I've been seeing the entire opposite. New hires in this shitty economy are getting really smaller offers than they would 2-3 years ago.

One very clear sign of this is if you are in the management side (I am), the amount of REALLY IMPRESSIVE talent that is looking for a new job at the moment is just bonkers.

Recruitment agencies business for developers is a dying kind of business at the moment, companies can directly access top-notch talent by sorting through CVs, running tests etc (typical company recruiting process).

lulznews 2 years ago

Most companies have very low IQ. Don’t expect any strong reasoning from them.

rndaom 2 years ago

Because they are competing with each other at current market rates.

But you can make this work for you. Give yourself a raise every 2 years or so.

sumeruchat 2 years ago

This is like saying why are potatoes more expensive than tomatoes. Well because the market decided so

  • qgin 2 years ago

    That's true, but the question is why is the market doing that? What is it about the new hire that is worth more?

    • xetplan 2 years ago

      There is no mystery here. It is expensive to bring someone new on and train them.

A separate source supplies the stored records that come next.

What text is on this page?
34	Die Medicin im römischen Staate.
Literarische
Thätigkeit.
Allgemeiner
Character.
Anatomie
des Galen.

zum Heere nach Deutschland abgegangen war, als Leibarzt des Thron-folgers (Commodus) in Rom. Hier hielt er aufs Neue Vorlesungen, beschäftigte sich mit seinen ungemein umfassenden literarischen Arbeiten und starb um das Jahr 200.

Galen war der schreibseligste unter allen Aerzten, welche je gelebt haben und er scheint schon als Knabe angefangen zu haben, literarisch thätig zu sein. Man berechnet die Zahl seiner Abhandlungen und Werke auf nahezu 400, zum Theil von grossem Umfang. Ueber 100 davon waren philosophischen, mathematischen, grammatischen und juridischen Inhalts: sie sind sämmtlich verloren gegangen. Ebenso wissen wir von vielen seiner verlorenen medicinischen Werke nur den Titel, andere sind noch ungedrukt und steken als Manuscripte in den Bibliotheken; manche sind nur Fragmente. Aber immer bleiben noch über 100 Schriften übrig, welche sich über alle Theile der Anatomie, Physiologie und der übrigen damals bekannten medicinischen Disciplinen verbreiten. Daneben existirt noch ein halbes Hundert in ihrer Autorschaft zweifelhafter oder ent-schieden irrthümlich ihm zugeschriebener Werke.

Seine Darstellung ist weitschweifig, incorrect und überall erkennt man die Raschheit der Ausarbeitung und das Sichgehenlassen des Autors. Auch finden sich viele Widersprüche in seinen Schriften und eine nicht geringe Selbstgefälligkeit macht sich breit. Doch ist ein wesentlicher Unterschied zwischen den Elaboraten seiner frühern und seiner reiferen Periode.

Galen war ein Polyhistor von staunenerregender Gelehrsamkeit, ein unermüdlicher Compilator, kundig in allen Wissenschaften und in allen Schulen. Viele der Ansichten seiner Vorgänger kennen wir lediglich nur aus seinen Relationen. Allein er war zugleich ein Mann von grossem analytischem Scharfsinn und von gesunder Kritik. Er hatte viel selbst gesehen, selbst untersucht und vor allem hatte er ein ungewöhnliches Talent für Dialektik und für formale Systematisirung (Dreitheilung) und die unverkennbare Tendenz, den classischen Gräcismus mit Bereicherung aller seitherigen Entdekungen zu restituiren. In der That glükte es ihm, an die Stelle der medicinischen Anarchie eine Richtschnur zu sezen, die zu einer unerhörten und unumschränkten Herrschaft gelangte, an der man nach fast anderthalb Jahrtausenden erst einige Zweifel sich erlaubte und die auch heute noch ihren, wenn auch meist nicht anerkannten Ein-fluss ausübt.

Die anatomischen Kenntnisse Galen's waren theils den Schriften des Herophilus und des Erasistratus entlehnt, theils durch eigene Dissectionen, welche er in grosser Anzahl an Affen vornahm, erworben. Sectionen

      There is an arbitrage too by the company that once most people are comfortable, they chose stability and the known quantity they have over the unknown opportunity they would have with changing companies.

      The real question is how can someone not understand that a company is not going to pay more if they don't have to? Seems kind of obvious.

  • GrumpySloth 2 years ago

    Except tomatoes are more than 4 times as expensive as potatoes. :D

    • playingalong 2 years ago

      I guess it might depend on where you are

      • GrumpySloth 2 years ago

        What place has potatoes more expensive than tomatoes?

        Outside of Asia, which is more rice-based than potato-based, potatoes have a hard-earned centuries-old reputation of food for poor people (cheap to farm, not much nutritional value). But even after checking the prices in Japan, tomatoes are several times more expensive.

        Maybe you’re not looking at the price per kilogram, but price of package for packaged vegetables?

        • tomcam 2 years ago

          I feel like this isn’t the best place to litigate the price of tomatoes

    • sumeruchat 2 years ago

      Lmao true I was just arguing that market can be irrational :D

yieldcrv 2 years ago

I am very well versed in how to react to this but I agree that we shouldn’t have to react to this

mikhael28 2 years ago

Because long time employees don’t ask for raises, or more accurately, demand them.

aristofun 2 years ago

Because they can.

What else possible answer did you expect, i sincerely wonder?

firecall 2 years ago

Do they?

Any evidence or data to back this up?

Anecdotally, I can say that when I was hiring devs in a large AU Corporate, this wasn’t the case :-)

wetpaws 2 years ago

Cause they can

  • qgin 2 years ago

    They can do a lot of things, but they're consistently doing this. The question is why?